Molte mamme mi chiedono se è il caso o meno di iscrivere i loro figli all’asilo nido, la mia risposta è sempre la stessa:

Per uno sviluppo sano del bambino occorre l’esplorazione guidata del mondo. Questo può essere possibile in un ambiente messo totalmente in sicurezza, in cui la figura educativa si senta tranquilla e il bambino DI CONSEGUENZA si senta SICURO di esplorare.

Ciò purtroppo non è possibile in tutte le abitazioni, per cui è fondamentale far trascorrere ai propri figli più tempo possibile in luoghi a misura di bambino, come gli asili, ludoteche o meglio ancora in spazi aperti come il parco pubblico.

Il bambino, che frequenta l’asilo nido, sviluppa più facilmente l’attaccamento sicuro, staccandosi dalla mamma in modo meno doloroso, e impara a scoprire il mondo in modo naturale e senza la pressione ansiogena dell’adulto che gli vieta di  toccare o muovere qualcosa.
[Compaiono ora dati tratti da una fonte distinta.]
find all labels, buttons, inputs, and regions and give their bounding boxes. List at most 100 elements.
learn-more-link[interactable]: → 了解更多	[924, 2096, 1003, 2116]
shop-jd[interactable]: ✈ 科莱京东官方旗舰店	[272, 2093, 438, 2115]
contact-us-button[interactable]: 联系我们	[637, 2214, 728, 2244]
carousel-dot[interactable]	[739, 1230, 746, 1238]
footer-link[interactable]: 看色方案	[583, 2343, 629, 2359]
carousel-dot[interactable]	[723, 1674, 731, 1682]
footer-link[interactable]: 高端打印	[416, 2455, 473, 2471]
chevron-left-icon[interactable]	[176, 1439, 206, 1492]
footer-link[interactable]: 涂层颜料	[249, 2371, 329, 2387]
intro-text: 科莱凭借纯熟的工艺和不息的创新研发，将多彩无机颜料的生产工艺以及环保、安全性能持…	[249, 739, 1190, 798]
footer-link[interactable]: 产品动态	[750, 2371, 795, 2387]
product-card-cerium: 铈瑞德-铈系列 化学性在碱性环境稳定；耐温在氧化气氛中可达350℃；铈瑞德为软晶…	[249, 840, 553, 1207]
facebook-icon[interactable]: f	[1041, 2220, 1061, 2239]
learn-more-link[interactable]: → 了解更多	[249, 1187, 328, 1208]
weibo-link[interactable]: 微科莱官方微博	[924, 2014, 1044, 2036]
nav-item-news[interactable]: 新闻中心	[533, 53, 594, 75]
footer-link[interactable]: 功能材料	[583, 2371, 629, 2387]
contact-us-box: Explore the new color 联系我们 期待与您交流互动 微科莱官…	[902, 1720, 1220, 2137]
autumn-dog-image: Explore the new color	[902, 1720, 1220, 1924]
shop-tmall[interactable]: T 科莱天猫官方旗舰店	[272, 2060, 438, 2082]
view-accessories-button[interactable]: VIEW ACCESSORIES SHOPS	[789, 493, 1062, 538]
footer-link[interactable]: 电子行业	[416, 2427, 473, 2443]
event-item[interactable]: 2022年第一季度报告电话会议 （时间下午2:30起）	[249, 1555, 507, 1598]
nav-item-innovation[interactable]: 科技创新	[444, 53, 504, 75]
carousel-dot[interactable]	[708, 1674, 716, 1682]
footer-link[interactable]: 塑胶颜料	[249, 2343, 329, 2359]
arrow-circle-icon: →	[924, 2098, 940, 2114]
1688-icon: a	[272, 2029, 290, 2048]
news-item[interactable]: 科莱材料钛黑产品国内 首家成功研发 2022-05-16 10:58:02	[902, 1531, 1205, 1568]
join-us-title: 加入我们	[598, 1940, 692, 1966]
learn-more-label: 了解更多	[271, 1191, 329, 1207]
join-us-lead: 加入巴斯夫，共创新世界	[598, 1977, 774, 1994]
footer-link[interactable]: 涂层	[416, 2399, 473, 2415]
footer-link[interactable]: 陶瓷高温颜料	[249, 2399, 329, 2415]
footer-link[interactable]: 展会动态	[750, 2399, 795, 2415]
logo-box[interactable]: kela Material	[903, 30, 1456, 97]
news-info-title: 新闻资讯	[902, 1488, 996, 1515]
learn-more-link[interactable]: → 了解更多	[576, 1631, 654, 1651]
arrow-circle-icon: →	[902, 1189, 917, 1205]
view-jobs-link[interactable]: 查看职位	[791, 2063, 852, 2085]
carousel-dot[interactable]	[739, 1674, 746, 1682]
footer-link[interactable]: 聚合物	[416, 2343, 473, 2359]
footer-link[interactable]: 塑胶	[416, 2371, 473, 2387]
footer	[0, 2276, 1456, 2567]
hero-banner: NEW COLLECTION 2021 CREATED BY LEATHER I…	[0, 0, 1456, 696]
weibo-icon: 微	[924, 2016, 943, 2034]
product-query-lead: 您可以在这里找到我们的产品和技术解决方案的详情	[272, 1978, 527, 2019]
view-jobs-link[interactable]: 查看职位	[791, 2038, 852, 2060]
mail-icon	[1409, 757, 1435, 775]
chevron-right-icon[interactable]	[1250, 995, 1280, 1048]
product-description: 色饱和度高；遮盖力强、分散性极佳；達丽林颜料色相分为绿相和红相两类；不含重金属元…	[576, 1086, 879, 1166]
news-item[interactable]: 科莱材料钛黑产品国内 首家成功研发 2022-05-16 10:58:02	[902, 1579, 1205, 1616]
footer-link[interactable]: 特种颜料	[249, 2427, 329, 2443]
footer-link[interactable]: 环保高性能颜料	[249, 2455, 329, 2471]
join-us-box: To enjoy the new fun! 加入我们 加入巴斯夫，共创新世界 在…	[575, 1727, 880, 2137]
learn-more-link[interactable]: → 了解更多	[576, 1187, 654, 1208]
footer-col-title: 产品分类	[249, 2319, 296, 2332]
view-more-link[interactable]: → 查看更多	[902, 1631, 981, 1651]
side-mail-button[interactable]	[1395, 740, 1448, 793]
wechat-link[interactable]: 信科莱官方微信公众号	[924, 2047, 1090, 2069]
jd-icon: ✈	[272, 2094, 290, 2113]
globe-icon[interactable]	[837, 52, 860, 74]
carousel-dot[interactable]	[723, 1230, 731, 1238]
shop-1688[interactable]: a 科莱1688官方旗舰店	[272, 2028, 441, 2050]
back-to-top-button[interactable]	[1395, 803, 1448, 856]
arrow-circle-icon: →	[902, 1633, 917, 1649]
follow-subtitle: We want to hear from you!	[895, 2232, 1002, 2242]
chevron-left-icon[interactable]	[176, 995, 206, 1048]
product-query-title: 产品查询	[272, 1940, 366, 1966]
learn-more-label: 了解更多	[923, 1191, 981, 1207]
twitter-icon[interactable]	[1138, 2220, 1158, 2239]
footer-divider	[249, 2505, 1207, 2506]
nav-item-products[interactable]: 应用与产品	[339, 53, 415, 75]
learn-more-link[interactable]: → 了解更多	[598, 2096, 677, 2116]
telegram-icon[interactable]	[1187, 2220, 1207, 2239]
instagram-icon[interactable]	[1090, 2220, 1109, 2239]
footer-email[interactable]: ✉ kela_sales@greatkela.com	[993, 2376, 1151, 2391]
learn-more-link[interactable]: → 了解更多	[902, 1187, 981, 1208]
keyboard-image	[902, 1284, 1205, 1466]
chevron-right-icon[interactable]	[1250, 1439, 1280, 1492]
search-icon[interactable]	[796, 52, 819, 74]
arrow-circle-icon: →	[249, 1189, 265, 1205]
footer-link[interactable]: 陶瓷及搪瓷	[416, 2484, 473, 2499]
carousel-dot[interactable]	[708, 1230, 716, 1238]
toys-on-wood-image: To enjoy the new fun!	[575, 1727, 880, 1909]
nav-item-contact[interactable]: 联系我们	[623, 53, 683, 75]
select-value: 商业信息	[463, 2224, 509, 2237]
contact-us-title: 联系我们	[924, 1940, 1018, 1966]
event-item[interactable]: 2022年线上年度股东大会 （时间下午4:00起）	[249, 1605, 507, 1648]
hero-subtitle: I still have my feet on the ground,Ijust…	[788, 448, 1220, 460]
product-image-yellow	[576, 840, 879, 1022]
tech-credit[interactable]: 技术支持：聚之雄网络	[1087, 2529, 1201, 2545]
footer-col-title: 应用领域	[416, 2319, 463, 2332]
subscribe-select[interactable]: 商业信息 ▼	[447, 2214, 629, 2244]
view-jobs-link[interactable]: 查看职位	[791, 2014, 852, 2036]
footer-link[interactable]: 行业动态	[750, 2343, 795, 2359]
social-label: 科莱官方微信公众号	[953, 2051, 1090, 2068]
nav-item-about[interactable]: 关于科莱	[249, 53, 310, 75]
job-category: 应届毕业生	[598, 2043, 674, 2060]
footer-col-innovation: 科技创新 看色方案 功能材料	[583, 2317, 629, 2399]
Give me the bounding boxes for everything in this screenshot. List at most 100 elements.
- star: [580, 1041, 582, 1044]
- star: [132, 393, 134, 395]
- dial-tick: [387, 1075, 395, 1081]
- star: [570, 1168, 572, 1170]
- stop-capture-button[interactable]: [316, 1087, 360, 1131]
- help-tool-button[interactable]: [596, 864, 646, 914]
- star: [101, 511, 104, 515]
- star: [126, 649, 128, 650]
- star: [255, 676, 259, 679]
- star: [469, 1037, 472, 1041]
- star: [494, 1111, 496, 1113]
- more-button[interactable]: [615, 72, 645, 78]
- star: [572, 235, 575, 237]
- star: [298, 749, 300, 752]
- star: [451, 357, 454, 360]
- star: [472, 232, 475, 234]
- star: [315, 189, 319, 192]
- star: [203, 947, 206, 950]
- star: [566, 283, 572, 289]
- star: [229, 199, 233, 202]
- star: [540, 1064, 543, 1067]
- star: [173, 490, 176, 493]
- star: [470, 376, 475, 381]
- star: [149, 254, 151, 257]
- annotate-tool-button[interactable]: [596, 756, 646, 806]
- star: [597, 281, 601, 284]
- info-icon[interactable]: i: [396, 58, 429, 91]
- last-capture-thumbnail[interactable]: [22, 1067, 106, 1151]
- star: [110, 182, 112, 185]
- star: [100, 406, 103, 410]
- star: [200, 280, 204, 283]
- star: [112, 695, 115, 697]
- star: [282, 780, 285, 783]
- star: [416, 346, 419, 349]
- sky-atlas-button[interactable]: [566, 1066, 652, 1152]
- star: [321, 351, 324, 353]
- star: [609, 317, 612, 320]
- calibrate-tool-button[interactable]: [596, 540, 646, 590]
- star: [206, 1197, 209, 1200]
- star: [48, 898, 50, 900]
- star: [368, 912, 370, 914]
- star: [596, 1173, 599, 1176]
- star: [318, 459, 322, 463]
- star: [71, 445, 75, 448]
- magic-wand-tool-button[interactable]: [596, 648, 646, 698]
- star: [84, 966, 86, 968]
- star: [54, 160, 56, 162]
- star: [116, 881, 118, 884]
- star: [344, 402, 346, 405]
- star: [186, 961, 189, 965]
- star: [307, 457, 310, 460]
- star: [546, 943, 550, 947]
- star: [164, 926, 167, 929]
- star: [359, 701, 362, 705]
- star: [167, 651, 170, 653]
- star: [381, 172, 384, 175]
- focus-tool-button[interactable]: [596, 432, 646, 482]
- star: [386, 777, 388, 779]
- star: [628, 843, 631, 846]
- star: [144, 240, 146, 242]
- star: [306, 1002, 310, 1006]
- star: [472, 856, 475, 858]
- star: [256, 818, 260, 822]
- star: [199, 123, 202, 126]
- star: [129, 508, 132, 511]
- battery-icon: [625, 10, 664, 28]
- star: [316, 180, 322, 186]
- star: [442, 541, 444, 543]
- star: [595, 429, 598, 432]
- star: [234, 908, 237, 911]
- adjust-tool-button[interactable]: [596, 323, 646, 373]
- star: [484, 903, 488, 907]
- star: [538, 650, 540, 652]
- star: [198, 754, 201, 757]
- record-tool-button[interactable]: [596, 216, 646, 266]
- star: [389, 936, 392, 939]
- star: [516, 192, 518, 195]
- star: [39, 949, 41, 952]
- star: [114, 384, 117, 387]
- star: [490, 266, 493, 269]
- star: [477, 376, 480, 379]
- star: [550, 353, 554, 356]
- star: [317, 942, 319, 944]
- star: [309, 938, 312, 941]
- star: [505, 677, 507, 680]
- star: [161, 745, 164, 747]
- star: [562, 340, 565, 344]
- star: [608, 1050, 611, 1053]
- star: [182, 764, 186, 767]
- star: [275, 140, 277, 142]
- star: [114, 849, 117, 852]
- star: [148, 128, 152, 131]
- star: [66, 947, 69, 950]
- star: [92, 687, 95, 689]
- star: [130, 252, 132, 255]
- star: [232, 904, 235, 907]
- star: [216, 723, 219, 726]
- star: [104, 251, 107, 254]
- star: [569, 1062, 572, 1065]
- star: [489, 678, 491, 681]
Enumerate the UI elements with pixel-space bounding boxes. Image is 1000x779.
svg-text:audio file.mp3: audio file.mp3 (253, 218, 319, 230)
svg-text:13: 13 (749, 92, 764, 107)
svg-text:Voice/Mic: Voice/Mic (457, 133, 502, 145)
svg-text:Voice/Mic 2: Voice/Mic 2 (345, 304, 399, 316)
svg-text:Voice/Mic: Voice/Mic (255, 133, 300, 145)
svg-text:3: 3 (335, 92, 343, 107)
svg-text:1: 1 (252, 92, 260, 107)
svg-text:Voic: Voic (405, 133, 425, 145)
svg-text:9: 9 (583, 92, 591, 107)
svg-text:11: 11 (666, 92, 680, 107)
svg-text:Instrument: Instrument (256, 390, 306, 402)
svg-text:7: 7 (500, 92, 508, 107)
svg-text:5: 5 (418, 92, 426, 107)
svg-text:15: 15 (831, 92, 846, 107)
Per cui non è costruttivo crescere un bambino in un ambiente in cui gli si vieta di esplorare, dicendogli sempre: “Non toccare questo”, “non fare questo”, o mettendolo in condizione di non esplorarlo rinchiudendolo sempre nella culla o nel box, poiché così facendo il suo livello di autostima non aumenterà, ma, invece, in lui aumenterà l’insicurezza della propria capacità di scegliere, di fare la cosa giusta.

Quindi mamme, laddove sia possibile, mettete a disposizione una stanza per i vostri figli in cui avranno libero sfogo di agire e l’apparenza che siano anche privi della vostra supervisione. Mandateli all’asilo nido, anche poche ore, è fondamentale per la crescita del vostro bimbo.

Non abbiate paura che si facciano male o che contraggano malattie, il bambino ha bisogno anche di questo per crescere forte.

La pedagogista Maria Montessori affermò che la mano è lo strumento che porta alla conoscenza del mondo e quindi allo sviluppo dell’intelligenza.

Il bambino deve toccare il mondo per conoscerlo per cui fategli frequentare luoghi in cui può farlo liberamente.